I ponder the metaphor of the candle. I see it as a representation of the self, a symbol of our vital energy that we our selves hold, and at first I wondered to what extent this enforced individualism, but then I saw the paper disc that someone had pushed the candle through, now catching hot wax that dripped from around the wick just as tears slid from the eyes of my peers. And I saw how many candles depended on others to be lit. And I saw how, when we each held these candles, the light overlapped and collaborated and spread outward into something we shared, and we could see it and feel its heat, and if anyone had walked by, they would have felt it, too, and would have been welcome to join us. And I saw how that light would not have been observable had it not been night. And I wondered why the shooter felt compelled to harm others, wondered what forces led him to that sense of isolation, for he surely felt as one in the night. And I see him as holding his own candle, but by himself, a solitary light meek and feeble, and when it blew out, no one was around to lend him their light. Each person scurried past, hands cupped around their meager flames because of their fear that it would go out. But if we would support each other, we would recognize that we do not need to protect our selves so much, that when we focus so much on our own selves, we are actually neglecting our true selves. When we look so anxiously at our flames, we fail to see that a fellow person's has become extinguished. But if we walk together, our light can show the way for our selves, our unified self, and others, who should be welcome to join us or just use us momentarily. And because we have the confidence of our numbers, none need protect their flame over-zealously, because if one goes out, several others can offer help. And the beauty full thing, the truly beauty full thing, is that no one gives anything up for the sharing; on the contrary, all benefit from it.

During the readings from holy books, during prayer, and during Amazing Grace, I thought of god for the first time in terms of a key metaphor, this common thread to unite a diverse people and provide them with a framework for understanding. In this way, a seeker, one searching for a line-of-best-fit religion, can, I believe, fully believe a sought-and-found religion, partially because they can claim an appeal to faith and point out that it was always true and they simply hadn't known it, but beyond that is the sense that a seeker is not looking for something to believe in, but for a way to believe in that essence, a way to express that belief through ritualism and have a community to share that.
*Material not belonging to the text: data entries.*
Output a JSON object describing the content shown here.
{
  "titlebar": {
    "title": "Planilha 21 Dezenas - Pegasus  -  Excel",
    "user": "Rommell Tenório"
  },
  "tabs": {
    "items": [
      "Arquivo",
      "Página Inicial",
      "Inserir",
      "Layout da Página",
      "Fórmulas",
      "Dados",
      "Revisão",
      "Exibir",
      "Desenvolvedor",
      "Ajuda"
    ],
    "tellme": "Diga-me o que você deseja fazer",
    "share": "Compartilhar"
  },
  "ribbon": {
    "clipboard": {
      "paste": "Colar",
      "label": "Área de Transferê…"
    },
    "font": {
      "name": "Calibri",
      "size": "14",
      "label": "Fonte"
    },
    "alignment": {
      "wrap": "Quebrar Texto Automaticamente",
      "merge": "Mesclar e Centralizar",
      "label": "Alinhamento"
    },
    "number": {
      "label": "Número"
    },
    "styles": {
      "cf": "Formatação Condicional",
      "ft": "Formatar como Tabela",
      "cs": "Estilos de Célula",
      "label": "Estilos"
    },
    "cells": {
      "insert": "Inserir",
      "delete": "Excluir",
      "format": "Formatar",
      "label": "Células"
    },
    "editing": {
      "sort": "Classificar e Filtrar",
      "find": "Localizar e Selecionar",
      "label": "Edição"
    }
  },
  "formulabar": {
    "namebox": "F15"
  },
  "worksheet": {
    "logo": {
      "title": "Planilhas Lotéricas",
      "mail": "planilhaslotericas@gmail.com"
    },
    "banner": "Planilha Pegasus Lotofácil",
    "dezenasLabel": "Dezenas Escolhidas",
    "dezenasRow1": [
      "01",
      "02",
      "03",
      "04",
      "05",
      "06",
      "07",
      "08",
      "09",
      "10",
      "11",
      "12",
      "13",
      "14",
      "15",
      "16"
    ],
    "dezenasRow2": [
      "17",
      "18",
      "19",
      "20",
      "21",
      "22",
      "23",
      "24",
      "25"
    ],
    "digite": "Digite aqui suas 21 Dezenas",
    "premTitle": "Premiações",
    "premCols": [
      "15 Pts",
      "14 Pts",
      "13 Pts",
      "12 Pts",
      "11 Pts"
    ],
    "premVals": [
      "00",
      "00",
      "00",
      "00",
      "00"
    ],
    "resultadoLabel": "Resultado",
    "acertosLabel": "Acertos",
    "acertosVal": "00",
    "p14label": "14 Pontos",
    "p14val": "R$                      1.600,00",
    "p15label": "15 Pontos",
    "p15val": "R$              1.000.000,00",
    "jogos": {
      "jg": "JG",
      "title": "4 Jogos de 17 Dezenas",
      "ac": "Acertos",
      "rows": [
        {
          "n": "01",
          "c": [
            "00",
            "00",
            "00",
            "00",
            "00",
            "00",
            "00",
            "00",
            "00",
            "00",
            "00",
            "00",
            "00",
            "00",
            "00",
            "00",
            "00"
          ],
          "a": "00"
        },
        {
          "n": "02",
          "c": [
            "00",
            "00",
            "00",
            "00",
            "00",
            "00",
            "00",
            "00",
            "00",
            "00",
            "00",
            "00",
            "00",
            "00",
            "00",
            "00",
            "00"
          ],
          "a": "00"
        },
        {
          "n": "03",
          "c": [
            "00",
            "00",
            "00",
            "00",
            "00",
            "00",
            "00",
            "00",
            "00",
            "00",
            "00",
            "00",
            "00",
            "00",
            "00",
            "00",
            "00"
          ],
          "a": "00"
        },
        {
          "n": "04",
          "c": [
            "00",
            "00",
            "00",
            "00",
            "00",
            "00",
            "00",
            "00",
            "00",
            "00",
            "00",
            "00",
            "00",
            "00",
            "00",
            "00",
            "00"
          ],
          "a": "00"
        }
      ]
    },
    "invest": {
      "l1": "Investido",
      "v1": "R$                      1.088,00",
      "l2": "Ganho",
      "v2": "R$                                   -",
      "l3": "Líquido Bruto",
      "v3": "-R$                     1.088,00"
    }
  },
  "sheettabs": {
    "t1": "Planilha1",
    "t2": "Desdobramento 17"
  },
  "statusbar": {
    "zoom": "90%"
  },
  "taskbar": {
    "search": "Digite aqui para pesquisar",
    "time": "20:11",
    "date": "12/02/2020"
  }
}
I don't know how we would have communicated tonight if not through religion. I don't know how we would have understood each other. Thinking of the word communicate, I see that it means something like 'to create unity together,' that community means (approximately) 'with unity.' Communication, then, if truly observed, is a process whereby we unify, and community is a result of that process which requires ongoing communication, ongoing creation and definition.

1 comment:

caught in between said...

As it turns out, people did, in fact, try to help him.

Kindness and cruelty are not in balance with each other, advancing and retreating as waves might, but instead each exists subjectively and independently, irreverent of the efforts of the other.